The warrior-healer had finished healing another hurt in the sea of dying faces; we were all barely human by then. We hung onto a mutual thread of an end; all stories had endings, didn’t they? We pleaded with each slice of sword, ‘let this be the end’. I had smashed my ribs in the last battle, but waited my turn until Aderastos had healed others, or given them a peaceful death.
"Why're we doing this? Why can’t we just leave?" The grime had become an eerie mix of mud and blood, and clean water was the ultimate currency. It had begun to rain, and Aderastos knelt his seven foot frame down and took my fourteen years in his paternal arms.
"Gwendolyne, we live and we die, and if we're lucky the powers of the worlds will leave us be. The mortals are like that. They've been blessed in their inadequacies, and we can never fault them for living a pleasant life. The powers have not been so generous with us, but we can only stand on our giant's legs and roar. Whether we live or die matters only if we fear to lose something we haven’t got. Let it go, little one, and learn to live with the knowledge that we giants defend that innocence. So be content, and do not think that you are entitled to ruin their paradise, just as they are not entitled to throw you into the ground with their laughter. There is evil, and it must be overcome. I will give my life gladly to know that my children will not be troubled.

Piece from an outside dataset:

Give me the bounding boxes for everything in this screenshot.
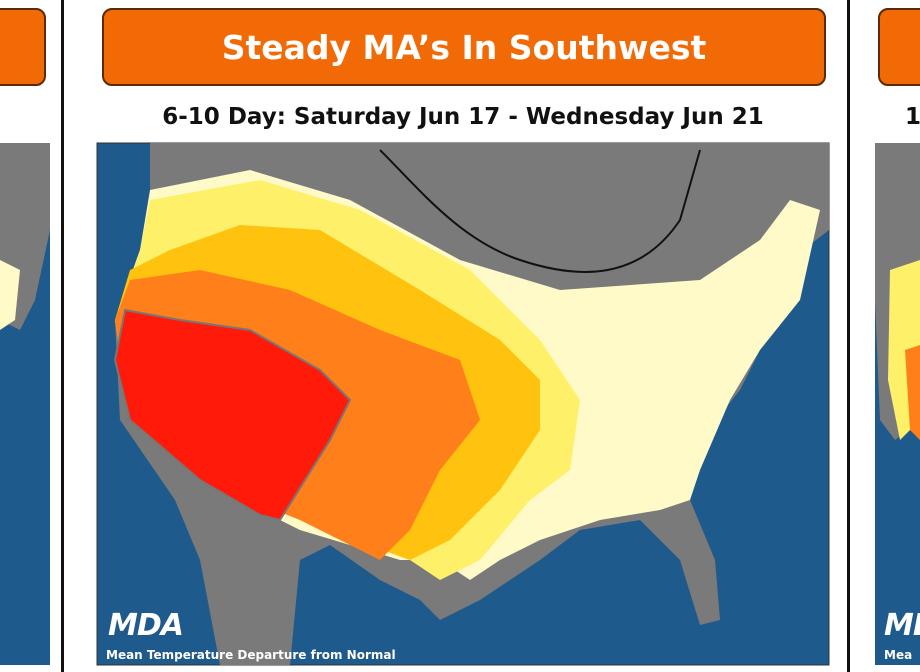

Come, let us find some water. We both need a drink."
Aderastos was dead in three days. A massive Drovinian monster came through the crumbling ranks, making him look like a child, but I knew his secret. He was a giant. His battle cries rang in our ears like church bells calling us home. He beat the monster back, and just as his life was leaving him conducted one more healing and returned to me my legs. I heard screaming – my screaming – as two knights clad in bloody armour towed me away. Our armies defeated the last Drovinian less than seven hours after Aderastos finally fell defeated, Hyperion in Apollo’s wake.
Tears poured, curling my grief upwards with the smoke of Aderastos’ funeral pyre. My cup crashes to the floorboards, the rain has come. That same fickle rain again. Clumsy feet stumble out into the murk of the mountainside. The valley is overgrown with green now. No graves for the fallen. No memorials but men.